Selasa 16 Jun 2020 14:24 WIB
Islam

Omah Ropingen: Paradoks Pertarungan Islam Melawan Komunis

Jejak pertarungan Islam vs Komunis di Kampung Pandeyan, Kota Gede.

Pintu gerbang rumah Ropingen di Kampung Pandeyan, Kota Gede, Yogyakarta. Di rumah joglo milik keluarga H Rofi
Foto: teamtouring.net
Pintu gerbang rumah Ropingen di Kampung Pandeyan, Kota Gede, Yogyakarta. Di rumah joglo milik keluarga H Rofi

REPUBLIKA.CO.ID, Oleh: Achmad Chariis Zubair, Pengajar Filsafat Tinggal di Kota Gede Yogyakarta

Bagi yang mengenal secara dekat Tan Malaka dan atau Aidit, tahu bahwa keduanya berasal dari keluarga Muslim yang taat. Bahkan DN Aidit yang sempat memimpin PKI partai dengan stigma atheis pun, ada yang menyaksikan masih melakukan shalat lima waktu.
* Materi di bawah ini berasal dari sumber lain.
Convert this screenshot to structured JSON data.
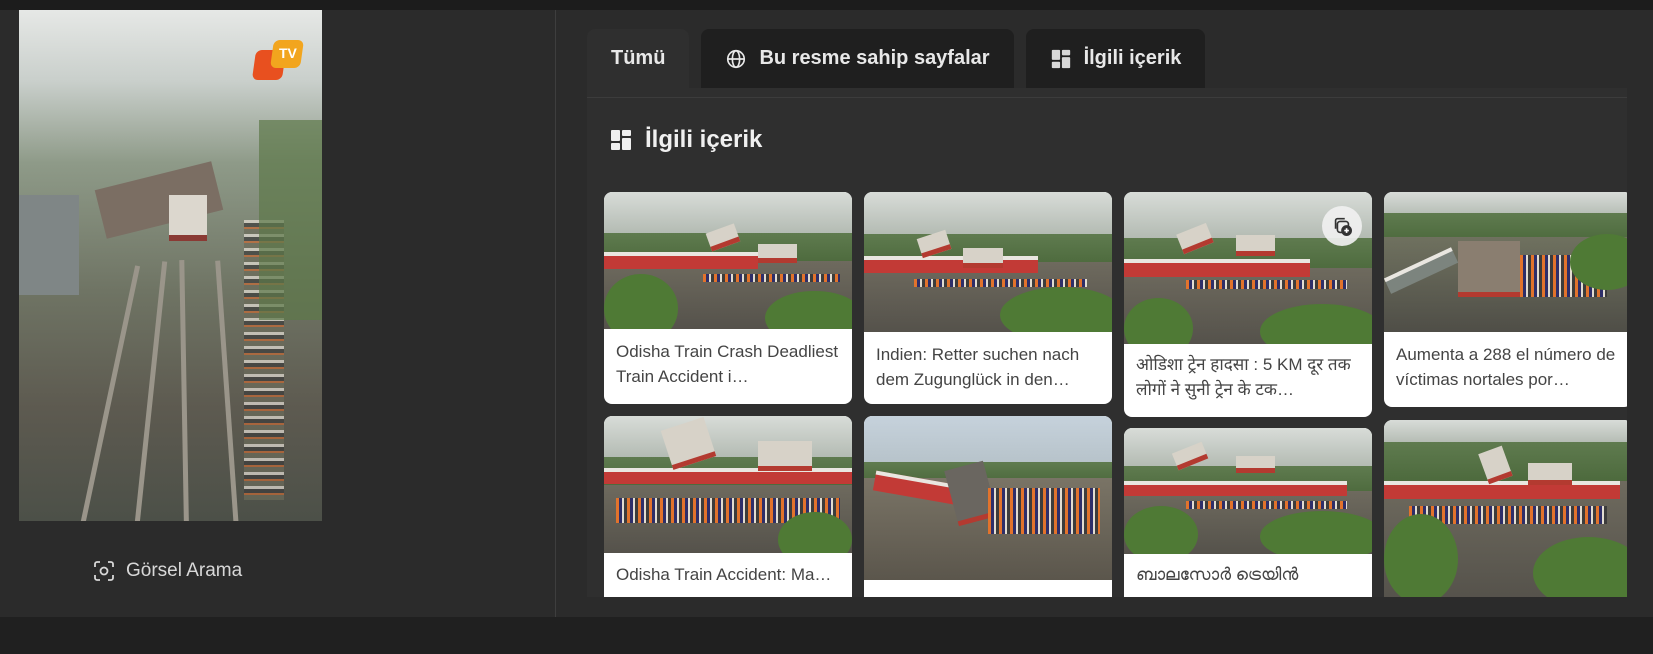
{
  "left": {
    "visual_search_label": "Görsel Arama",
    "preview_logo_text": "TV"
  },
  "tabs": [
    {
      "label": "Tümü",
      "icon": null,
      "active": true
    },
    {
      "label": "Bu resme sahip sayfalar",
      "icon": "globe-icon",
      "active": false
    },
    {
      "label": "İlgili içerik",
      "icon": "grid-icon",
      "active": false
    }
  ],
  "panel": {
    "title": "İlgili içerik",
    "cards": [
      {
        "caption": "Odisha Train Crash Deadliest Train Accident i…"
      },
      {
        "caption": "Indien: Retter suchen nach dem Zugunglück in den…"
      },
      {
        "caption": "ओडिशा ट्रेन हादसा : 5 KM दूर तक लोगों ने सुनी ट्रेन के टक…"
      },
      {
        "caption": "Aumenta a 288 el número de víctimas nortales por…"
      },
      {
        "caption": "Odisha Train Accident: Ma…"
      },
      {
        "caption": ""
      },
      {
        "caption": "ബാലസോർ ട്രെയിൻ"
      },
      {
        "caption": ""
      }
    ]
  },
  "colors": {
    "background": "#2b2b2b",
    "tab_bg": "#1f1f1f",
    "tab_active_bg": "#2f2f2f",
    "card_bg": "#ffffff"
  }
}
Di masa remajanya, Aidit yang berasal dari keluarga Muhammadiyah adalah muadzin yang merdu masjid kampungnya di Belitong.

Di Kotagede pun tak berbeda. Pada bekas ibukota Kerajaan Jawa Islam Mataram ini terdapat rumah yang menyimpan catatan sejarah, yang menjadi titik awal, hiruk pikuk konflik ideologis, bahkan titik awal konflik berdarah dan menyisakan kepedihan bagi yang terlibat. Banyak kisah kisah sedih di Kotagede, juga di Indonesia, seperti perpisahan suami dengan istri, orang tua dengan anak, seseorang yang tidak bisa bekerja sebagai pegawai negeri karena hanya kerabat jauhnya terlibat PKI, dikucilkan tetangga bahkan dibully,dan lain-lain.

Kotagede yang dalam perang Diponegoro amat dihormati oleh tentara Belanda dan pasukan Diponegoro, untuk tidak berperang di wilayah ini. Kemudian di dasawarsa kedua abad ke-20, kota ini menjadi jantung Gerakan Islam modern serta mendapat sebutan sebagai kota terkaya di Jawa Tengah bagian selatan saat itu. Justru di sinilah menjadi tempat pertama Semaun Darsono dkk, mengadakan rapat Syarikat Islam Merah yang menjadi embrio adanya Partai Komunis Indonesia (PKI).

Di rumah (ada yang menyebut 'Omah' atau 'Dalem') Ropingen kampung Pandeyan di Kotagede ini pernah menjadi tempat rapat yang kelak menjadi embrio lahirnya PKI. PKI pada masa awal adalah gabungan ideologis antara gagasan serta efektifnya gerakan komunis Henk Sneevliet dengan sosialisme Islam yang diemban Syarikat Dagang Islam (SDI). Bahkan penyebutan nama Ropingen itu ya berasal dari kata sang pemilik pertama H Rofi'.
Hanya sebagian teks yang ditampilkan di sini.